Tesla Model 3, produzione in ritardo: è colpa dei robot

Procedimenti di automazione “troppo complicati” alla base di un ritardo nella delibera di Model 3? Outing del fondatore di Tesla alla CBS. Ora si dovrà procedere ad un riequilibrio fra le macchine e l’apporto umano.

Tesla Model 3, produzione in ritardo: è colpa dei robot

Tutto su: Tesla

di Francesco Giorgi

16 aprile 2018

“L’altro ieri” fondatore di Paypal; “ieri” uomo alla base del fenomeno Tesla; “oggi” alle prese con una questione che, si direbbe, ha pochi precedenti nella storia dell’industria. Elon Musk, il tycoon sudafricano che da sempre ha messo al primo posto dei propri obiettivi lo sviluppo hi-tech dei prodotti attraverso una sempre più intensa spinta dell’automazione, ammette in una intervista al network americano CBS di avere sottovalutato l’apporto umano nei processi di assemblaggio dei propri autoveicoli, in favore di un “massiccio” impiego di robot che, anziché ottimizzarla e velocizzarla, al contrario avrebbero rallentato la produzione.
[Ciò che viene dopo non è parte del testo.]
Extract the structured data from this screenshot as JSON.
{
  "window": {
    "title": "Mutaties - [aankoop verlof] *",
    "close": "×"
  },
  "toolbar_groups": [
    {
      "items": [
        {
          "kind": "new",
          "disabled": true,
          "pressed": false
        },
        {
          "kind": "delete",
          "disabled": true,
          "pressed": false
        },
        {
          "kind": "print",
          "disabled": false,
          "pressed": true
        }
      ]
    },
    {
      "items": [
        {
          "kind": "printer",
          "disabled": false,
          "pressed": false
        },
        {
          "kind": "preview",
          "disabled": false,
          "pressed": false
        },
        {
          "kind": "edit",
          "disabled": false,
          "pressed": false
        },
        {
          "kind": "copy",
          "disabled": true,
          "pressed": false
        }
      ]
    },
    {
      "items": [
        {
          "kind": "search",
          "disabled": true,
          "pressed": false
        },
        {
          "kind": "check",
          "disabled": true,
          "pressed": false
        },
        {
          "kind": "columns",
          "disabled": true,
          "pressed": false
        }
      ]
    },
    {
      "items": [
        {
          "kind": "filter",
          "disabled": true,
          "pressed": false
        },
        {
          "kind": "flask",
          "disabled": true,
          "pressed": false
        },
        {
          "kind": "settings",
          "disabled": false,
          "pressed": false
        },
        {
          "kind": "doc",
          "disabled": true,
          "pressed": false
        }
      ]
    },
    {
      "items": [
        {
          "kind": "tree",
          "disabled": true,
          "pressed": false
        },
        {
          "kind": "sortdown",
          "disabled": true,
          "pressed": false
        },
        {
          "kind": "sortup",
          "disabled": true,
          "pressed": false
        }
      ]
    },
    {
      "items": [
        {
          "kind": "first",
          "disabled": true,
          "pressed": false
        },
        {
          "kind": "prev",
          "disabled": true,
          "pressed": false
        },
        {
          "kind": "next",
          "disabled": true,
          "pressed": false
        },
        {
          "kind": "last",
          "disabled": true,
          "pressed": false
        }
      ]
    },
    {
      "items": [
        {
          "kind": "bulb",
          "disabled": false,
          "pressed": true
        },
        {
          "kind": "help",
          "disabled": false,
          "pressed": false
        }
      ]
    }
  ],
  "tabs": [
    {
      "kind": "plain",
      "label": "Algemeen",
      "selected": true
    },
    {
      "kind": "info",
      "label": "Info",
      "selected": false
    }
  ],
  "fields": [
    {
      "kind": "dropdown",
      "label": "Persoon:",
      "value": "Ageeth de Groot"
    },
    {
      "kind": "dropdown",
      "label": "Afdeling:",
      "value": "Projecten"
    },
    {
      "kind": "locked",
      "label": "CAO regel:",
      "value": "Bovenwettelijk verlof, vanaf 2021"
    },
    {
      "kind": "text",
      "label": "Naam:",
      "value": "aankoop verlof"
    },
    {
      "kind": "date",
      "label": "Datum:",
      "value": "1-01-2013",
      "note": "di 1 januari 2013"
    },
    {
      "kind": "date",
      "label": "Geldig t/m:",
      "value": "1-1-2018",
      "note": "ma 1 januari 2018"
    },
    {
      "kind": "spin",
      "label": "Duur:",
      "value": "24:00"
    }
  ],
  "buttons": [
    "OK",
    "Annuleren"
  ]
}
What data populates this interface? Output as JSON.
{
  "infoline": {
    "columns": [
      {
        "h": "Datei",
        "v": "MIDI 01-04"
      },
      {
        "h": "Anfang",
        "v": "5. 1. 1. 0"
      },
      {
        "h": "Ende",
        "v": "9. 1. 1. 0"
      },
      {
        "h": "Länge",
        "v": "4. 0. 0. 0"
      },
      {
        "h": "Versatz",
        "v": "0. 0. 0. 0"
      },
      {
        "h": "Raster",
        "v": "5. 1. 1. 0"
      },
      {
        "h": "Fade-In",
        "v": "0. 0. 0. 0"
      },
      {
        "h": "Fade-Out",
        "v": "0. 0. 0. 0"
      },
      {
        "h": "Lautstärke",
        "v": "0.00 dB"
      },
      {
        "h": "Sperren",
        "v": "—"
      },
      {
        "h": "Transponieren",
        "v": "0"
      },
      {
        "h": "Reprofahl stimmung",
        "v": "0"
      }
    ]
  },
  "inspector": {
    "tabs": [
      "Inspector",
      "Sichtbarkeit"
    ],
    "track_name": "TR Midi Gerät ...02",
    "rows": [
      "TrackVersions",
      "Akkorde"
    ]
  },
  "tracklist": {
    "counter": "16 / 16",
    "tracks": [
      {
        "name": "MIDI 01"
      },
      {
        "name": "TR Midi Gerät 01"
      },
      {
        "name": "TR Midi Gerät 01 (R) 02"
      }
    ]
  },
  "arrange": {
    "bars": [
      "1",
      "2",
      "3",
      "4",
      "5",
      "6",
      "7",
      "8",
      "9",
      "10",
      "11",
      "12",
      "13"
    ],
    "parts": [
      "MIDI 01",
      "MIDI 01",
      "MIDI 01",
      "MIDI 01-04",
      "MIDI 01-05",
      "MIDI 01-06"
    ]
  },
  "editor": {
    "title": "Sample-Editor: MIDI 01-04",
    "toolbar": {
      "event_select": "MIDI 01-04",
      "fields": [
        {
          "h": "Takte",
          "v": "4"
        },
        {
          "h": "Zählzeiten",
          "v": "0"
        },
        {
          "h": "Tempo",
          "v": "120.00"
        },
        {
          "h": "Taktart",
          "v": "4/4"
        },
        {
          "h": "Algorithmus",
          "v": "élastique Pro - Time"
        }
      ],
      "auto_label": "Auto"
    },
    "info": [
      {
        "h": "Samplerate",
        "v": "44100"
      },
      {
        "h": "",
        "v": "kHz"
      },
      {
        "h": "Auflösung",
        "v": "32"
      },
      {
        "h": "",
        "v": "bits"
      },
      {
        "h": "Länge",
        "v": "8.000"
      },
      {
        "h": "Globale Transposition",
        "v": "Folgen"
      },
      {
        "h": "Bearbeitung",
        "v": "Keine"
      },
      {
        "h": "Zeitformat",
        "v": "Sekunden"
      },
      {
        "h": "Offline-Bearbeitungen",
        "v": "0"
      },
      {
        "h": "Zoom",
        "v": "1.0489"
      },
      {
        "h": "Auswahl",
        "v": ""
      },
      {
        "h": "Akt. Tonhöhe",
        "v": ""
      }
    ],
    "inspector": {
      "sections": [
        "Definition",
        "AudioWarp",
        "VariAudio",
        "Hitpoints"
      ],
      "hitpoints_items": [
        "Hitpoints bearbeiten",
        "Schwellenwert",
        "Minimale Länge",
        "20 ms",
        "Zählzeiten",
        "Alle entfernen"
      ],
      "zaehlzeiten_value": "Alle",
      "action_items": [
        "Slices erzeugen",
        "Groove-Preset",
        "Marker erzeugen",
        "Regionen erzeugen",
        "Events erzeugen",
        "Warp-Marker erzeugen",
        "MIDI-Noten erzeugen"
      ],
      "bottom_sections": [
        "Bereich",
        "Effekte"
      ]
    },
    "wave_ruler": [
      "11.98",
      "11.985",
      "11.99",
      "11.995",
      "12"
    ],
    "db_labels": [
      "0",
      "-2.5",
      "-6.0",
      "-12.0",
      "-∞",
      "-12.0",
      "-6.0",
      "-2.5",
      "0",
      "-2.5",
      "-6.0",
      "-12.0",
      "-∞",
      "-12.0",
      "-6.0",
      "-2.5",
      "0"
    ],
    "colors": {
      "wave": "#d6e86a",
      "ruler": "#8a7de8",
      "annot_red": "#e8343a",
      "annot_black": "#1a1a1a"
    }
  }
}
Suona bizzarra l’osservazione di Elon Musk, soprattutto se si considera che è stata rilasciata ad una manciata di settimane dal “lancio” nello spazio della prima auto elettrica al mondo (la Tesla Roadster a bordo del Falcon Heavy, il razzo spaziale più grande mai mandato in orbita, e sviluppato dalla company SpaceX anch’essa fondata da Musk), e – in special modo – a due anni esatti dalla presentazione di Tesla Model 3, la berlina elettrica compatta che rappresenta una delle novità più attese nella nuova mobilità del prossimo futuro. “Una delle novità più attese”… ma fino a quando? Perché qui sta il nocciolo della questione.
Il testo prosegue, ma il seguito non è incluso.